What is further disturbing about scientists making bold statements about public education, is that their disciplinary lens is focused narrowly on the relatively lower chances of infection, illness, and death among children. It is as if children teach themselves, as if they cannot infect others, including the adults in the classroom, and as if they do not go back home to live with older and sometimes vulnerable family members.

The scientists making these firm declarations about reopening are not experts on schools as organisations; they have little idea about how humans interact in this bounded facility for upwards of five hours a day and what this compact, congested and often chaotic environment portends for teaching and learning under conditions that are safe for the health of both children and adults.

A narrow view of science is the problem. The unspoken assumption about acceptable losses is the problem (‘there will be deaths in school and society, we just can’t say it’).

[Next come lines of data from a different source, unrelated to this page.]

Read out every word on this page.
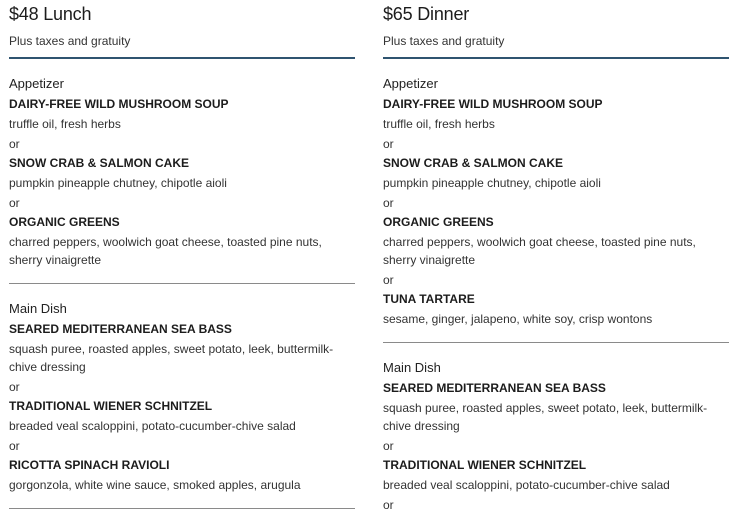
$48 Lunch
Plus taxes and gratuity
Appetizer
DAIRY-FREE WILD MUSHROOM SOUP
truffle oil, fresh herbs
or
SNOW CRAB & SALMON CAKE
pumpkin pineapple chutney, chipotle aioli
or
ORGANIC GREENS
charred peppers, woolwich goat cheese, toasted pine nuts, sherry vinaigrette
Main Dish
SEARED MEDITERRANEAN SEA BASS
squash puree, roasted apples, sweet potato, leek, buttermilk-chive dressing
or
TRADITIONAL WIENER SCHNITZEL
breaded veal scaloppini, potato-cucumber-chive salad
or
RICOTTA SPINACH RAVIOLI
gorgonzola, white wine sauce, smoked apples, arugula
$65 Dinner
Plus taxes and gratuity
Appetizer
DAIRY-FREE WILD MUSHROOM SOUP
truffle oil, fresh herbs
or
SNOW CRAB & SALMON CAKE
pumpkin pineapple chutney, chipotle aioli
or
ORGANIC GREENS
charred peppers, woolwich goat cheese, toasted pine nuts, sherry vinaigrette
or
TUNA TARTARE
sesame, ginger, jalapeno, white soy, crisp wontons
Main Dish
SEARED MEDITERRANEAN SEA BASS
squash puree, roasted apples, sweet potato, leek, buttermilk-chive dressing
or
TRADITIONAL WIENER SCHNITZEL
breaded veal scaloppini, potato-cucumber-chive salad
or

The failure to establish multidisciplinary teams that include education specialists (among others) alongside virologists is the problem.

The halo effect in our perception of scientists is the problem.

And the racial and class biases of scientists when they make audacious statements about school re-openings in settings they know nothing about, is a very serious problem.

Make no mistake, I love and respect the world of science which is what propelled me into an early career in science teaching.

But I am also aware of the limitations of science not simply as an intellectual matter but in a pandemic context where lives are on the line.

For science to be effective it must listen more broadly before it speaks.